BALTIMORE -- Catholic Relief Services has announced that is resuming operations in Western Darfur more than two months after evacuating its staff.
A statement on the CRS website March 28 said the agency was working with local government officials to ensure food distribution began immediately, and it expressed appreciation "for support."
Two days earlier, the agency announced that the government had asked CRS to leave because it said it could not guarantee staffers' security. CRS remained in Darfur in 2009 when the government expelled 13 other aid agencies.
In mid-January, more than a dozen CRS workers were evacuated from a remote area of Western Darfur to the Sudanese capital of Khartoum with the help of the United Nations after receiving "indications of threats." A CRS spokeswoman discounted rumors that the agency had been distributing Bibles in the area.
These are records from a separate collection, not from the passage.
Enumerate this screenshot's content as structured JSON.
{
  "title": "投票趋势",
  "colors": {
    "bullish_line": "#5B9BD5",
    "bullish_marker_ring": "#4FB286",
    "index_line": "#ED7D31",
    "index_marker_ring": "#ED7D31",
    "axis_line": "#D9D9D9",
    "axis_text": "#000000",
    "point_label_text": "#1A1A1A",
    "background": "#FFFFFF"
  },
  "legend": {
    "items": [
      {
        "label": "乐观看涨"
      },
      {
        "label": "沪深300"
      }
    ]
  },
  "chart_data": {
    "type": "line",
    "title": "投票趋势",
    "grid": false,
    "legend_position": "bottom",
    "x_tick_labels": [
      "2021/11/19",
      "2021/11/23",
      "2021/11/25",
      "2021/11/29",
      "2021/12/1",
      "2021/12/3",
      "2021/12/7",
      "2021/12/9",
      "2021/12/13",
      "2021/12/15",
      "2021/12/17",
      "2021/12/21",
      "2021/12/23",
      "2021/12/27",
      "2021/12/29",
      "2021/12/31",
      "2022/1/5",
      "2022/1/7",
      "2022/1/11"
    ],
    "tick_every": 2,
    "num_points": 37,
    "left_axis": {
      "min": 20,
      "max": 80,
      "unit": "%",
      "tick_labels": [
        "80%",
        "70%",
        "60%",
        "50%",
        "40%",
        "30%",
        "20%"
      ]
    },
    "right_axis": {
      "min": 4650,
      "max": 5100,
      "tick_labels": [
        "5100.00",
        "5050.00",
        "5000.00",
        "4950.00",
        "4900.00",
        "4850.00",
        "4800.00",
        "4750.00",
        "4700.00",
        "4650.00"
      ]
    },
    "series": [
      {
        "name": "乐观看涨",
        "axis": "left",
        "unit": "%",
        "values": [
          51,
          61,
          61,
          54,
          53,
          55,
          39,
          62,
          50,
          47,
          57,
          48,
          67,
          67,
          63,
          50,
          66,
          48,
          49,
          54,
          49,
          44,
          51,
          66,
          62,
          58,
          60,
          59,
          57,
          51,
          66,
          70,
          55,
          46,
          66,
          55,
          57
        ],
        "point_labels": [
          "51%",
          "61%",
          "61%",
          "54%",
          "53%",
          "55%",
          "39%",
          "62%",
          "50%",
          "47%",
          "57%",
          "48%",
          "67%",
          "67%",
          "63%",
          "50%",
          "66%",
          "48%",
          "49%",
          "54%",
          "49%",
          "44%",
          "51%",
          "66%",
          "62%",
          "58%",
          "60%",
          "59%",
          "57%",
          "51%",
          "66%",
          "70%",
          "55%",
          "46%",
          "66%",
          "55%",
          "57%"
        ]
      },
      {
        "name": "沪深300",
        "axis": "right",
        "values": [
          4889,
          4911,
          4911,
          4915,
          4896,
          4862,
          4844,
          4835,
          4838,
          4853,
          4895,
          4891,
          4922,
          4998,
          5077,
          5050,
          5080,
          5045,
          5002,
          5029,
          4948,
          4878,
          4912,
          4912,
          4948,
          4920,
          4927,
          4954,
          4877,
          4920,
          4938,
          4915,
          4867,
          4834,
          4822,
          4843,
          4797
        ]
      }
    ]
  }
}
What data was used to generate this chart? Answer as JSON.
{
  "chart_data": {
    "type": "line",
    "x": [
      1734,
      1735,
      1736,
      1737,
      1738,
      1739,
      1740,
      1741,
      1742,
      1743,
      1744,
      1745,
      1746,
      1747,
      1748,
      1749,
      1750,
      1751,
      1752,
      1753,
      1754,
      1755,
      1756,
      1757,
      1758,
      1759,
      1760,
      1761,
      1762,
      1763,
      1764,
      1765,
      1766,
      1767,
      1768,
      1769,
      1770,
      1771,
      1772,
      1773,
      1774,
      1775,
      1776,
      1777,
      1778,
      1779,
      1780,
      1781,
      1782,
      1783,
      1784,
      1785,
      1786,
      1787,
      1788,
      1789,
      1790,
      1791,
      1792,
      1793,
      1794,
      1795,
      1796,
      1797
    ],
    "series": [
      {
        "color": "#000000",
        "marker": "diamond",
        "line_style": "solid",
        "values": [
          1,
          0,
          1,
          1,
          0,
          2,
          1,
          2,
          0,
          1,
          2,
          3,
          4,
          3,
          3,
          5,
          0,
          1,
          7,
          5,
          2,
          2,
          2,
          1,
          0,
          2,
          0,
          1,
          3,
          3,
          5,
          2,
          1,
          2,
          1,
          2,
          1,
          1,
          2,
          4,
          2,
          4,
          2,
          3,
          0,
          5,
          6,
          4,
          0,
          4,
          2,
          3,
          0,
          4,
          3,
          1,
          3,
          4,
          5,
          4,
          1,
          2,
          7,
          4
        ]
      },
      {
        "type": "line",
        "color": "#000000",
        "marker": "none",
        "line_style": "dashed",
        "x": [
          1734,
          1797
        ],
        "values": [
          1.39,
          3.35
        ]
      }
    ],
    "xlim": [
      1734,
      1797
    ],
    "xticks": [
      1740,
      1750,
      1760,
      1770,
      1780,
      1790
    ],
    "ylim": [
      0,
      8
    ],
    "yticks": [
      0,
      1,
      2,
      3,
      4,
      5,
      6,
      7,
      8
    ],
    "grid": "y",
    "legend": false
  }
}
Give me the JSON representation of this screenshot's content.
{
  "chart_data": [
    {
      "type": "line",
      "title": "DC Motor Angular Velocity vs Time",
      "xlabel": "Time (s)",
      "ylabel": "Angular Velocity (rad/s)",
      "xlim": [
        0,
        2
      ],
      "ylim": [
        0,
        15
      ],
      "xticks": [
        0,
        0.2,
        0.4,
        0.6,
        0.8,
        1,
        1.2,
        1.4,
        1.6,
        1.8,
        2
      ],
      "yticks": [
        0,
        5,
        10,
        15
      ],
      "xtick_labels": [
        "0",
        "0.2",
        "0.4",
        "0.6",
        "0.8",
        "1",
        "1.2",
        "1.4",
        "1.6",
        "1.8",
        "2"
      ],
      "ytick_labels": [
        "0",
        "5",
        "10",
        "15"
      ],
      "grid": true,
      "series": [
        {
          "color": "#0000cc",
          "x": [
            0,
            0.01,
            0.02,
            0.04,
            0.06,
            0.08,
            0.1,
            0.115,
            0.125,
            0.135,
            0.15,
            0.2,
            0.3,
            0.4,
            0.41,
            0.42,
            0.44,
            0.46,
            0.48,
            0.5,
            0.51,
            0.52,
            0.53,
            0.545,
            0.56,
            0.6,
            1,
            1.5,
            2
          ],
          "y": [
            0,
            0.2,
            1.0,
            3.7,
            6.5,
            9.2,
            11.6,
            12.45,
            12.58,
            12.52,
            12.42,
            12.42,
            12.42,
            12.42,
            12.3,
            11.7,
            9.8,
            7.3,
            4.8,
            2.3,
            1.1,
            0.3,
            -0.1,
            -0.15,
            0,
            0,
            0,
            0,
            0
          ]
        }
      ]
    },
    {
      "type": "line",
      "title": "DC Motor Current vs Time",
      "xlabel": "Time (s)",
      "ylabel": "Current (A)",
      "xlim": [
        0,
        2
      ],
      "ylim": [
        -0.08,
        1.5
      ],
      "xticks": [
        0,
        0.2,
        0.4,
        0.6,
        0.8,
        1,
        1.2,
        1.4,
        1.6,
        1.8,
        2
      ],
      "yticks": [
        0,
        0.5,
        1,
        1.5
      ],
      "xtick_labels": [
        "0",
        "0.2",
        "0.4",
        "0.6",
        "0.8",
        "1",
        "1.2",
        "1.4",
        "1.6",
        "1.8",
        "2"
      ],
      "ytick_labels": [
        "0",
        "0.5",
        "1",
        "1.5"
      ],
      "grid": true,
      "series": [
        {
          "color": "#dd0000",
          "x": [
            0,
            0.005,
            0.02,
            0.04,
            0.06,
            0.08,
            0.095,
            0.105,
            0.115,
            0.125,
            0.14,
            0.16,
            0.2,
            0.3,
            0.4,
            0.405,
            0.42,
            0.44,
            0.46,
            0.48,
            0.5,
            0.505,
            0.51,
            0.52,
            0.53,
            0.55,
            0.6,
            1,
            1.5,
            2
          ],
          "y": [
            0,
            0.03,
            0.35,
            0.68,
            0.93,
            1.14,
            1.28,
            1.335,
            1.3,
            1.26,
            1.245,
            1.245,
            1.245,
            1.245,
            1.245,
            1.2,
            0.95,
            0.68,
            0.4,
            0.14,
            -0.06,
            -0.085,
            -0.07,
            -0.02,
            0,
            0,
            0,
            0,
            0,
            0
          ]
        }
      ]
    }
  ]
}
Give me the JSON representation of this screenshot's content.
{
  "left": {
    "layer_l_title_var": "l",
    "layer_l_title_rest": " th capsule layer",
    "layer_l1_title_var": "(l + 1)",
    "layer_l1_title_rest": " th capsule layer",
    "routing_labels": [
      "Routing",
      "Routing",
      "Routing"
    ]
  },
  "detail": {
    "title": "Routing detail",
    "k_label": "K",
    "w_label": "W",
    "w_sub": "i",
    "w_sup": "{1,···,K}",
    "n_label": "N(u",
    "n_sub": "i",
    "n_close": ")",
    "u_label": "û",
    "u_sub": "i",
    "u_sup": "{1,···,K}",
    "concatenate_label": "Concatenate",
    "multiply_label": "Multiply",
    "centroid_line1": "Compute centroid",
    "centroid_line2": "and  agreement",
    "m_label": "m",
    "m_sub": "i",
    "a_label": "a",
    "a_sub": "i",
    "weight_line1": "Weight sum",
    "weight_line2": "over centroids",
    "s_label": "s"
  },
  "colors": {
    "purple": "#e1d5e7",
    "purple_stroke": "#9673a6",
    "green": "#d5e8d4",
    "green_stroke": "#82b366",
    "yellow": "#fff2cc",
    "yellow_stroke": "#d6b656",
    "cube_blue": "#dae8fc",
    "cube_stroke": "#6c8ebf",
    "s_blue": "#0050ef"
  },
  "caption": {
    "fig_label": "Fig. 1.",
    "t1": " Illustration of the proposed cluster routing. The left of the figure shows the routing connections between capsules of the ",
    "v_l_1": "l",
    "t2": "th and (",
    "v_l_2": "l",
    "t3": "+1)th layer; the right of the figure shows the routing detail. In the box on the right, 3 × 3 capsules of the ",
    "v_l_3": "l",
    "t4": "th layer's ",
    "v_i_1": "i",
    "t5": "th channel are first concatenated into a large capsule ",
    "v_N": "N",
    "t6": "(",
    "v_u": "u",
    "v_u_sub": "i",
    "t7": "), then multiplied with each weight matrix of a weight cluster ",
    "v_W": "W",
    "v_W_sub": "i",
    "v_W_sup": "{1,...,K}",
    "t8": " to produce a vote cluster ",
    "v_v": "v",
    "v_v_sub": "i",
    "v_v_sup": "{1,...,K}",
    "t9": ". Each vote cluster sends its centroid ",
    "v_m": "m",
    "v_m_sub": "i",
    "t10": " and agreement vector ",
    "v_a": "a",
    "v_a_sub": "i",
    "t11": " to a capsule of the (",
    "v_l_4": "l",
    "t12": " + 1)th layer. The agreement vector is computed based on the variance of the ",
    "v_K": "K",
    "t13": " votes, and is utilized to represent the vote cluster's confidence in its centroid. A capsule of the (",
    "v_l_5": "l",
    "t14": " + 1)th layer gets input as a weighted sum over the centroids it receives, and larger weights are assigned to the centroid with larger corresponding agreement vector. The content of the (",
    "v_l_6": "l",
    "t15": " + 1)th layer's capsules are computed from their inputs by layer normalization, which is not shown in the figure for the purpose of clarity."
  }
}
The threats and evacuation came less than two weeks after the start of an independence referendum in Southern Sudan in which voters overwhelmingly voted to separate from the North. CRS worked to support programs, such as peace-building initiatives and distribution of radios to people, so they could educate themselves about the referendum.
CRS has worked in Sudan since 1972 and first began responding to the Darfur crisis in 2004. The agency had said if it had closed its food program, more than 400,000 people would have been without food aid.
In mid-March, U.N. officials said more than 70,000 people had fled fighting in Darfur, increasing the numbers of displaced. Officials said one camp near El Fasher had approximately 170,000 displaced Sudanese.
The agency's work in Darfur began after two insurgent groups largely aligned with African farming communities formed to fight what they claimed was the region's historical marginalization from the Arab-dominated central government, as well as to lay their claim for a rightful share of the region's mineral wealth.
The government responded by arming Arab nomads, ostensibly to counter the threat of the insurgency. Yet Arab militias -- known as Janjaweed, or "devils on horseback" -- also turned their weapons against innocent civilians.